Summary
rejecting argument that town board could not place proposition to acquire park land on ballot in absence of statutorily-required environmental impact statement
Summary of this case from Opn. No. 2002-18Opinion
June 30, 1988
Appeal from the Supreme Court, Warren County (Mercure, J.).
At issue in this case is respondents' failure to conduct a special election regarding the establishment of a public park on certain real property located in the Town of Queensbury, Warren County. Via a petition signed by over 700 residents of the town, petitioners submitted a proposition directing respondents to acquire the property through negotiation or eminent domain. Although petitioners sought to have the proposition placed on a referendum in a special election, respondents did not do so, apparently concluding that it was not mandatory that such a proposition be subjected to a popular vote. As a result, petitioners commenced this proceeding seeking to compel respondents to hold a special election. Supreme Court granted the petition and respondents have appealed.
We affirm. Town Law § 81 specifically provides that: "The town board may upon its own motion and shall upon a petition * * * cause to be submitted at a special or biennial town election, a proposition * * * [t]o establish * * * public parks or playgrounds, acquire the necessary lands therefor, and equip the same with suitable buildings, structures and apparatus" (Town Law § 81 [d] [emphasis supplied]). The statute clearly requires a town board to put a referendum of the type at issue here to a popular vote. Respondents' argument that such a requirement usurps a town board's power of eminent domain (see, Town Law § 64) is without merit. While a town board is generally responsible for determining a town's laws, in the instant case, Town Law § 81 specifically permits certain referenda to be voted upon by a popular vote (see, Olin v Town of N. Hempstead, 34 Misc.2d 853, 856, affd 18 A.D.2d 831, affd 13 N.Y.2d 782). Furthermore, case law indicates that members of the public plainly can compel a special election in which the electorate votes upon referenda (see, e.g., Matter of Jacobs v Ocker, 123 A.D.2d 801, 805-806; Matter of Stillman v Roosa, 11 A.D.2d 779, affd 9 N.Y.2d 778).
We also reject the argument that if the voters approve the proposition, respondents would be forced to exercise their power of eminent domain (see, EDPL art 2). This, respondents claim, would be improper insofar as the power of eminent domain is to be exercised only within the discretion of a governmental body. However, a referendum to acquire land for a public park is expressly prescribed by Town Law § 81. Respondents cannot escape this requirement by claiming to be shielded by EDPL article 2. There is no bar to acquiring land to establish public parks through eminent domain proceedings (see, Matter of Town Bd. of Town of Islip [Fishman], 12 N.Y.2d 321).
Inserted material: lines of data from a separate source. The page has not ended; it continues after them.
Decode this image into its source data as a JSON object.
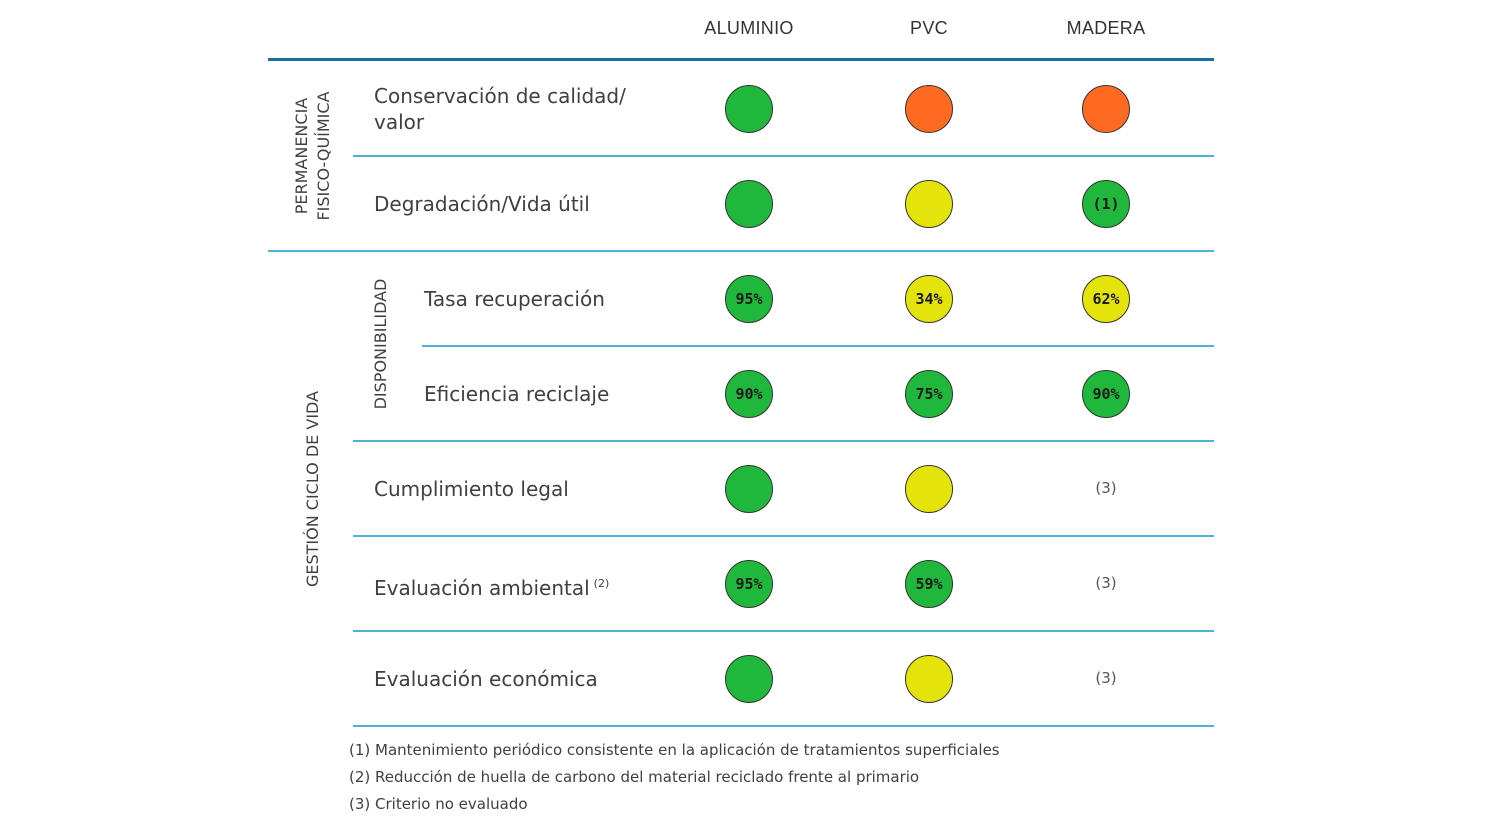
{
  "chart_data": {
    "type": "table",
    "columns": [
      "ALUMINIO",
      "PVC",
      "MADERA"
    ],
    "groups": [
      {
        "label_lines": [
          "PERMANENCIA",
          "FISICO-QUÍMICA"
        ],
        "subgroups": [
          {
            "label": "",
            "rows": [
              {
                "label_lines": [
                  "Conservación de calidad/",
                  "valor"
                ],
                "sup": "",
                "cells": [
                  {
                    "color": "green",
                    "text": ""
                  },
                  {
                    "color": "orange",
                    "text": ""
                  },
                  {
                    "color": "orange",
                    "text": ""
                  }
                ]
              },
              {
                "label_lines": [
                  "Degradación/Vida útil"
                ],
                "sup": "",
                "cells": [
                  {
                    "color": "green",
                    "text": ""
                  },
                  {
                    "color": "yellow",
                    "text": ""
                  },
                  {
                    "color": "green",
                    "text": "(1)"
                  }
                ]
              }
            ]
          }
        ]
      },
      {
        "label_lines": [
          "GESTIÓN CICLO DE VIDA"
        ],
        "subgroups": [
          {
            "label": "DISPONIBILIDAD",
            "rows": [
              {
                "label_lines": [
                  "Tasa recuperación"
                ],
                "sup": "",
                "cells": [
                  {
                    "color": "green",
                    "text": "95%"
                  },
                  {
                    "color": "yellow",
                    "text": "34%"
                  },
                  {
                    "color": "yellow",
                    "text": "62%"
                  }
                ]
              },
              {
                "label_lines": [
                  "Eficiencia reciclaje"
                ],
                "sup": "",
                "cells": [
                  {
                    "color": "green",
                    "text": "90%"
                  },
                  {
                    "color": "green",
                    "text": "75%"
                  },
                  {
                    "color": "green",
                    "text": "90%"
                  }
                ]
              }
            ]
          },
          {
            "label": "",
            "rows": [
              {
                "label_lines": [
                  "Cumplimiento legal"
                ],
                "sup": "",
                "cells": [
                  {
                    "color": "green",
                    "text": ""
                  },
                  {
                    "color": "yellow",
                    "text": ""
                  },
                  {
                    "color": "none",
                    "text": "(3)"
                  }
                ]
              },
              {
                "label_lines": [
                  "Evaluación ambiental"
                ],
                "sup": "(2)",
                "cells": [
                  {
                    "color": "green",
                    "text": "95%"
                  },
                  {
                    "color": "green",
                    "text": "59%"
                  },
                  {
                    "color": "none",
                    "text": "(3)"
                  }
                ]
              },
              {
                "label_lines": [
                  "Evaluación económica"
                ],
                "sup": "",
                "cells": [
                  {
                    "color": "green",
                    "text": ""
                  },
                  {
                    "color": "yellow",
                    "text": ""
                  },
                  {
                    "color": "none",
                    "text": "(3)"
                  }
                ]
              }
            ]
          }
        ]
      }
    ],
    "footnotes": [
      "(1) Mantenimiento periódico consistente en la aplicación de tratamientos superficiales",
      "(2) Reducción de huella de carbono del material reciclado frente al primario",
      "(3) Criterio no evaluado"
    ],
    "colors": {
      "green": "#1fb83c",
      "yellow": "#e4e40c",
      "orange": "#ff6a22",
      "line": "#4cb4d2",
      "header_line": "#1c6f98"
    }
  }
}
Furthermore, we do not find the proposition so lacking in specificity such as to render it invalid. Town Law § 81 imposes no specificity requirements. The fact that other statutes do impose certain requirements in suggested propositions (e.g., Municipal Home Rule Law § 37; General Municipal Law § 244-c; see, Matter of Adams v Cuevas, 68 N.Y.2d 188) supports the view that had such specifics in Town Law § 81 been intended they would have been set forth by the Legislature.
Finally, respondents argue that placing the proposition on a referendum in a special election would violate the provisions of the State Environmental Quality Review Act (ECL art 8) insofar as no environmental impact statement (hereinafter EIS) was prepared (see, ECL 8-0109). An EIS is required in any "action" having a significant environmental effect (ECL 8-0109). However, as Supreme Court noted, official acts of a ministerial nature can be performed without the benefit of an EIS (see, ECL 8-0105 [ii]). Here, respondents are required to place the proposition on the ballot at a special election (Town Law § 81 [d]). Such an act requires no discretion and is therefore ministerial (see, ECL 8-0105 [ii]; Matter of Filmways Communications v Douglas, 106 A.D.2d 185, affd 65 N.Y.2d 878). Since no EIS was required, there was no violation of the State Environmental Quality Review Act.
Judgment affirmed, without costs. Mahoney, P.J., Kane, Weiss and Yesawich, Jr., JJ., concur.